The only tiny catch under the licence is; all users must operate in the allowed frequency range on a shared and cooperated basis and those users are all subject to the same conditions outlined in the licence. This means you must understand which channels are reserved for emergency use etc. See information further on this page for channel allocations.
Unfortunately, MOST (but not all) of the old 40 channel UHF CB radios are not upgradeable to include the new 80 channels, which means that to access them you will need to by a new unit. With that said, there are a limitied range of units that can be unlocked - meaning they can be converted from the 40 channel system to the 80 channel system, so do a check of your existing model first before assuming you'll need to buy a new one. The good news is that the ACMA has given a six year phase-in period during which you can continue to keep using your current 25 kHz radio. Beaware however that if you purchase a new unit, that there will be good deals going on through until late 2012 with units being sold by retailers that are not compatible with the 80 channels system. The AMCA has allowed retailers a grace period to allow them to sell off old stock.
UHF Radio Technical Standards
All UHF Radios must comply with a technical standard across the board for manufacturers and private hobbyists to adhere to. The three major concerns are:
- Transmitting power for UHF Radios must not exceed 5 watts
- Operation of UHF Radio stations must only employ FM or PM (Phase Modulation)

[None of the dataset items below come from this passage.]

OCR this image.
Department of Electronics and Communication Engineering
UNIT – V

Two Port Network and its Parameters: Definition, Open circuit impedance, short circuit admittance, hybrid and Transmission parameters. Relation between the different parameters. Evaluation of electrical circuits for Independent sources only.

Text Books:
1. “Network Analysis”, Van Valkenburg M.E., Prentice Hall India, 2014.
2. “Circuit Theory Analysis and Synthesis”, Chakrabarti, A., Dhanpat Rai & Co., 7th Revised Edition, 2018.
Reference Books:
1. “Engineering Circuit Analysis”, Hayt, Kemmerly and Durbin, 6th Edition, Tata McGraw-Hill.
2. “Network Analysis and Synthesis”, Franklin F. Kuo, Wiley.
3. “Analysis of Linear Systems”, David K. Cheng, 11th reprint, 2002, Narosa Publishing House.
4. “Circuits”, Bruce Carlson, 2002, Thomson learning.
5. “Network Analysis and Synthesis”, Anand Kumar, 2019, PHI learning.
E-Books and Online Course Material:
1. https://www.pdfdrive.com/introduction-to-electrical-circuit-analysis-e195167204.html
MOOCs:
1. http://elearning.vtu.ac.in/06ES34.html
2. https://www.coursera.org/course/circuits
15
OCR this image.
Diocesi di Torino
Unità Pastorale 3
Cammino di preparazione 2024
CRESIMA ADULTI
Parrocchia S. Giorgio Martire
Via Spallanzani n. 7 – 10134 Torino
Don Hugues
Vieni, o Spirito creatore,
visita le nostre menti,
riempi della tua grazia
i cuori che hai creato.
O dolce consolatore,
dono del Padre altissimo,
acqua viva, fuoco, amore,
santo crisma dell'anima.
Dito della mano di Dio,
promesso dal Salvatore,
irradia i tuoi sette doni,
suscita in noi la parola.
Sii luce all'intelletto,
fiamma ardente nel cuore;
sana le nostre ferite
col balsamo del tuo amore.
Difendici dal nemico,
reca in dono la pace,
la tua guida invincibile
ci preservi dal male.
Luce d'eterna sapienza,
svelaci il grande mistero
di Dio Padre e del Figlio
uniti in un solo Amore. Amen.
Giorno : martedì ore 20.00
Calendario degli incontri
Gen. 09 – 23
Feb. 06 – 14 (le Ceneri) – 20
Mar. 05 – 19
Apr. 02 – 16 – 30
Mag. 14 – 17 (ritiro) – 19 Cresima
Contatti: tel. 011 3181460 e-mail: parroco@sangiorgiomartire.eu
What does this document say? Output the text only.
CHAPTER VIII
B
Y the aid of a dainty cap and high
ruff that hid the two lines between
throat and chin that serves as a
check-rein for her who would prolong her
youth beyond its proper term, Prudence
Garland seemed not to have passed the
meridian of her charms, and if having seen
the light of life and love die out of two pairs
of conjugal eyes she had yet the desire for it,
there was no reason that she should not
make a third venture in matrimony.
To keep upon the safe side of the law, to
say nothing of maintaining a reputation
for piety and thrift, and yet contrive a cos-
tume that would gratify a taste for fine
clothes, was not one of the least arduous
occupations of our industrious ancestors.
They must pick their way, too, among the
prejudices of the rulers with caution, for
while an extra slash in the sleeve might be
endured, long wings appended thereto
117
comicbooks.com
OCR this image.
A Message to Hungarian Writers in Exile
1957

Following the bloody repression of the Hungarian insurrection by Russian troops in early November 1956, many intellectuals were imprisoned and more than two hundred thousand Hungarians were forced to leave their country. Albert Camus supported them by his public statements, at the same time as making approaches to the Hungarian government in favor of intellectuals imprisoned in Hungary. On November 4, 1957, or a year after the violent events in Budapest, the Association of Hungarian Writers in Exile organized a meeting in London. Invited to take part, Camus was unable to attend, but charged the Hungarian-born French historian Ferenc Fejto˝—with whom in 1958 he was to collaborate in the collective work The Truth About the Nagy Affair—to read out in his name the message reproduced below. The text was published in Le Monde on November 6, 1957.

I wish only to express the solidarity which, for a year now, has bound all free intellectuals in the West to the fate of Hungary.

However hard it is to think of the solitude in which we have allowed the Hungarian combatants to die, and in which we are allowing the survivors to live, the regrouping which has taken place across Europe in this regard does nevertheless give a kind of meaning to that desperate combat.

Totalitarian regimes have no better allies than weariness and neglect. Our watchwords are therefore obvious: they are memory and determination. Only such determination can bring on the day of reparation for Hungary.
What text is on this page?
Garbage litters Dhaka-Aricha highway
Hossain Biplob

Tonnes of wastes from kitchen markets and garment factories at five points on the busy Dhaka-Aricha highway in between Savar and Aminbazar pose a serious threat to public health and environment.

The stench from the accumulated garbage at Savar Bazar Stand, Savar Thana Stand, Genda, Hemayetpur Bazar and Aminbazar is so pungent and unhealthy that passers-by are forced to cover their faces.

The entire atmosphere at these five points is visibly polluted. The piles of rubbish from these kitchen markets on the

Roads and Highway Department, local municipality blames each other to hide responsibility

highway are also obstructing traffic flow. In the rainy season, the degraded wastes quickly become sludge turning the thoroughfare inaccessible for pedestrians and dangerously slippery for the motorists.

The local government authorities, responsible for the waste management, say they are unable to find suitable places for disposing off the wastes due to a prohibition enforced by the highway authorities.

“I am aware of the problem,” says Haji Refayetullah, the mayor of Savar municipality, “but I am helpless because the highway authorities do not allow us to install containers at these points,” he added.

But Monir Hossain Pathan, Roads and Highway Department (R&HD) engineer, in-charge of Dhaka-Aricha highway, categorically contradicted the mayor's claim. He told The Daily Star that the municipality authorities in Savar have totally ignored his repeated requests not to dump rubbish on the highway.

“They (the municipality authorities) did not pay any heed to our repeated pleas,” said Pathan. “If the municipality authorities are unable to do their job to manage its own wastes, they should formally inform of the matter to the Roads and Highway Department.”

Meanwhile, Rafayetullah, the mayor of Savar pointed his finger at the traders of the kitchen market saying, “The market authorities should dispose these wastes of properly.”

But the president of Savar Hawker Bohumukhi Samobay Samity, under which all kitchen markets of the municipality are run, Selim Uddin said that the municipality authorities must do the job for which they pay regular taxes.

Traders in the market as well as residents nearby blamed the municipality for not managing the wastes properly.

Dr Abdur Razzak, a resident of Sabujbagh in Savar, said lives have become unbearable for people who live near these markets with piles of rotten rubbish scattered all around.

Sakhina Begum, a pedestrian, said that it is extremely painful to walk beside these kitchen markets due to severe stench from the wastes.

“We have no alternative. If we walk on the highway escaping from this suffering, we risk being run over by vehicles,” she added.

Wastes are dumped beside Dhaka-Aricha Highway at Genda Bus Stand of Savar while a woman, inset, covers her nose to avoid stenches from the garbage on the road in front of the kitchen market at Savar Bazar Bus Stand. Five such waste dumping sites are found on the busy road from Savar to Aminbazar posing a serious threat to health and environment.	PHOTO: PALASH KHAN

- Necessary bandwidth of UHF Radios must not exceed 16kHz
In some cases, interferences may occur when a CB is operating near television and radio receivers. The ACMA has produced several booklets and information brochures on how to resolve interference problems. At the end of the day, it comes down to fair cooperation with the affected television viewer or radio listener to resolving any issues.
Breaches of the Class Licence
The operator will no longer be authorised to operate under the class licence and would be liable for prosecution if breaches such as: operating on a frequency which is not permitted and using an emergency channel for non emergency use.